Wall Street endeksleri geçen yıl finansal krizden bu yana en kötü senelerini geride bırakırken, Fed’in enflasyonla mücadele için gerçekleştirdiği faiz artışları ABD ekonomisinin resesyona gireceği yönündeki endişeleri tırmandırdı.
Eski Uluslararası Para Fonu (IMF) Başekonomisti Olivier Blanchard’ın aralarında olduğu bazı ekonomistler de resesyondan kaçınmanın bir yolu olarak enflasyon hedeflerini yüzde 2 yerine yüzde 3’e yükseltmeyi önermişti.

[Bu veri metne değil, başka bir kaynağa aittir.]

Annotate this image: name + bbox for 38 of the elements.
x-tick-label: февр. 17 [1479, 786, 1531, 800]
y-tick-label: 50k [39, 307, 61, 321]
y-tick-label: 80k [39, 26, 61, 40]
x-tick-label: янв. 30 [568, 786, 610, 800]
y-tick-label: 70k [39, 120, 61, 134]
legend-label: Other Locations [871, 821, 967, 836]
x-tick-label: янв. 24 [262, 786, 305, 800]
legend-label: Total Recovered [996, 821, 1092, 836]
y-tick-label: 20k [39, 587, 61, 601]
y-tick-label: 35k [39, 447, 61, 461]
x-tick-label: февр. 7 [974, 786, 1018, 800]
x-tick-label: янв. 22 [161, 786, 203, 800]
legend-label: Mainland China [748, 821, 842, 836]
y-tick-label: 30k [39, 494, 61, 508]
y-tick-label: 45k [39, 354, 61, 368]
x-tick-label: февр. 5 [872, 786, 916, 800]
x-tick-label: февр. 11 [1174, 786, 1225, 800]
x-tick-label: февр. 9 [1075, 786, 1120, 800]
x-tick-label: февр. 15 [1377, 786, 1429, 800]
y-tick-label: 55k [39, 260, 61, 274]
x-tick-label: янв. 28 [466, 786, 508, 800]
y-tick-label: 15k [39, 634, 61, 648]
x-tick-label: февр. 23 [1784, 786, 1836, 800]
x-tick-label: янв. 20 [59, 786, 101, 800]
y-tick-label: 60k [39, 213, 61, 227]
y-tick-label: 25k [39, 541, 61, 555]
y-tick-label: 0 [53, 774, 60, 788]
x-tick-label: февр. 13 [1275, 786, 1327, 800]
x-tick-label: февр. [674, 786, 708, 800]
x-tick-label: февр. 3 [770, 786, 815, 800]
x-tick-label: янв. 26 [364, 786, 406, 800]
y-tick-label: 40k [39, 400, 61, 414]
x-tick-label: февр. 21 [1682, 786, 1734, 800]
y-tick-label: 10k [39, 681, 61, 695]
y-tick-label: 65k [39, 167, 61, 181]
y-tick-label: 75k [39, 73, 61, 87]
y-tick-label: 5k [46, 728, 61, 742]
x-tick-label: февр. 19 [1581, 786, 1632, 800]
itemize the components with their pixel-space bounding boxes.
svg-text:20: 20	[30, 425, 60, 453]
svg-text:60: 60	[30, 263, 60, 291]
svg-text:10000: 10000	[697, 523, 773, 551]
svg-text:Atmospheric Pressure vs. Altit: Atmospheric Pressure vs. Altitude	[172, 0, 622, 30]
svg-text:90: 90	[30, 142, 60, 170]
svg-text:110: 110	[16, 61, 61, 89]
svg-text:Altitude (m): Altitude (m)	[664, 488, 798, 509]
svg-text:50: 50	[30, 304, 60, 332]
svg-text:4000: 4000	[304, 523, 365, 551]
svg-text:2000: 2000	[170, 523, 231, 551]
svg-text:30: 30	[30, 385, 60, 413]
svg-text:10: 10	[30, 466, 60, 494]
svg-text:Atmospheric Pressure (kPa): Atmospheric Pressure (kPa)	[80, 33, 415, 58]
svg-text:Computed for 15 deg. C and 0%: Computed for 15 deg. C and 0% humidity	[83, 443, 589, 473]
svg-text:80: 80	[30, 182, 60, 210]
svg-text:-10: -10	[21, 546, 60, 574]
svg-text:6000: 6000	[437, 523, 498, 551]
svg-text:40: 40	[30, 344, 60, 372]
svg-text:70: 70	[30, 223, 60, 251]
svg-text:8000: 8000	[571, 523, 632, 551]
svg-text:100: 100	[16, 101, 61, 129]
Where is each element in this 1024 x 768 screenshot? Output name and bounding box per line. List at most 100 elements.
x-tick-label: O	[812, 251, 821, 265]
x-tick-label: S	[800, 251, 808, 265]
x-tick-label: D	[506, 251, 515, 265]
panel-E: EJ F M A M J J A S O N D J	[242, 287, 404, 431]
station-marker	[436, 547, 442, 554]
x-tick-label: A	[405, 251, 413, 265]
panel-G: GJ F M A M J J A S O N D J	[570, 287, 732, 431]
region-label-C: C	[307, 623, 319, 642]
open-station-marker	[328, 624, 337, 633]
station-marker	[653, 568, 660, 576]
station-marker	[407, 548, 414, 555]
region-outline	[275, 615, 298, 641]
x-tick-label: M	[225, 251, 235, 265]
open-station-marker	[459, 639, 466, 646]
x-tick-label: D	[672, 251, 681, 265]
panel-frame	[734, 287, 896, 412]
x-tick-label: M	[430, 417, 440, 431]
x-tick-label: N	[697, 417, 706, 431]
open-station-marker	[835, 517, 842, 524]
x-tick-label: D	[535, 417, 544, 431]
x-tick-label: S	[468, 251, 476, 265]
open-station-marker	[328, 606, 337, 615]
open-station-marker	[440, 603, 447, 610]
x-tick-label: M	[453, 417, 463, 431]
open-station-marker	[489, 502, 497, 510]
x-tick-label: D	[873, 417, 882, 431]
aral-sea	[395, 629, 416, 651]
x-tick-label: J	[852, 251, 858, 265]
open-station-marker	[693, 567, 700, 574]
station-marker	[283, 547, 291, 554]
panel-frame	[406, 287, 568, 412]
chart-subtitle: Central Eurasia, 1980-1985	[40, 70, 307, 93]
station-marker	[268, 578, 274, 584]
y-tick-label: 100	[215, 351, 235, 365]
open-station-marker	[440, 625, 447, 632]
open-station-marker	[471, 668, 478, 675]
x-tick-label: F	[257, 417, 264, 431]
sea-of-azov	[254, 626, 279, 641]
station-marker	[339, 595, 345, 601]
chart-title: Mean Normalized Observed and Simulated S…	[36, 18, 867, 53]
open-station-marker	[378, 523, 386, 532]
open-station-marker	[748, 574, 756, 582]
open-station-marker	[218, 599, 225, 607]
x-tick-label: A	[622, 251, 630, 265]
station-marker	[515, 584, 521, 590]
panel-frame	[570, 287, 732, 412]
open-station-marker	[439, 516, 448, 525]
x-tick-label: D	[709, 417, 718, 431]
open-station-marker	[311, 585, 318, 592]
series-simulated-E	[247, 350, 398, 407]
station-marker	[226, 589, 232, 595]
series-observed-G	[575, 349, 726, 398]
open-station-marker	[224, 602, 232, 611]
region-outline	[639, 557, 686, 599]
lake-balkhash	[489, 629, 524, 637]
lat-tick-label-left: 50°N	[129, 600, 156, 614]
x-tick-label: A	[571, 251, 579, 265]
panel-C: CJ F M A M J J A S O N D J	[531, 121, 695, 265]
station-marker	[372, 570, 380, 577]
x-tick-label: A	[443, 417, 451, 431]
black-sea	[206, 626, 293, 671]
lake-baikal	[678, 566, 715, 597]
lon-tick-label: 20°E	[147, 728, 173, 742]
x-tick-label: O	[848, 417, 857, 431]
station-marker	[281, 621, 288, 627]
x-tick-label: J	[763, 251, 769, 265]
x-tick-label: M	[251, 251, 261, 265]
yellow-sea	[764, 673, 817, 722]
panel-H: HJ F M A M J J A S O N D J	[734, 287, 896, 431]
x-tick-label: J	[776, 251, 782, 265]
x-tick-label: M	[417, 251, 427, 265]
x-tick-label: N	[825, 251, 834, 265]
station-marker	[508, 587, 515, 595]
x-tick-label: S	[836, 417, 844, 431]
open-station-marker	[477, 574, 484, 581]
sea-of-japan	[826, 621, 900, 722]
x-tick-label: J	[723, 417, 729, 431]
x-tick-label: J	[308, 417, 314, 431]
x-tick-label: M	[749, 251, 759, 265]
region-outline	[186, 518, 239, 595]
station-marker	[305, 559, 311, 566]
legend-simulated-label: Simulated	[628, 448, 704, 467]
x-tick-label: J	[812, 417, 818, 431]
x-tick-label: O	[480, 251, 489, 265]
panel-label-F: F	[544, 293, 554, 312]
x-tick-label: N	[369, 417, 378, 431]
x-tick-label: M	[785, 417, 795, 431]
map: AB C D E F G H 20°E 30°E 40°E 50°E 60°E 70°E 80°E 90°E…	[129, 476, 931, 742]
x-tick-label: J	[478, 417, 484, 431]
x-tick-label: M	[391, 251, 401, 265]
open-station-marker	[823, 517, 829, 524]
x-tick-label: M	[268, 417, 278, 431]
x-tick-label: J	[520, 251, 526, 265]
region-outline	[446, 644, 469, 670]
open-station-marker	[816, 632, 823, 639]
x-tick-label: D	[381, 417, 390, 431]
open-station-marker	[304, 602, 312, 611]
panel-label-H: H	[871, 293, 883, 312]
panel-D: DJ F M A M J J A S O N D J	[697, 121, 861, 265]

Geçen hafta gerçekleştirilen Davos Zirvesi’nde buna karşı çıkan eski ABD Hazine Bakanı Larry Summers da enflasyon konusunda yumuşamanın “maliyetli bir hata” olacağı konusunda uyarmıştı.
Ancak yatırımcılar resesyon konusunda geçen yılki kadar endişeli görünmüyorlar. JPMorgan’a göre piyasalardaki resesyon ihtimali fiyatlaması 2022’deki zirve seviyelerinden keskin bir şekilde düşüş kaydetti.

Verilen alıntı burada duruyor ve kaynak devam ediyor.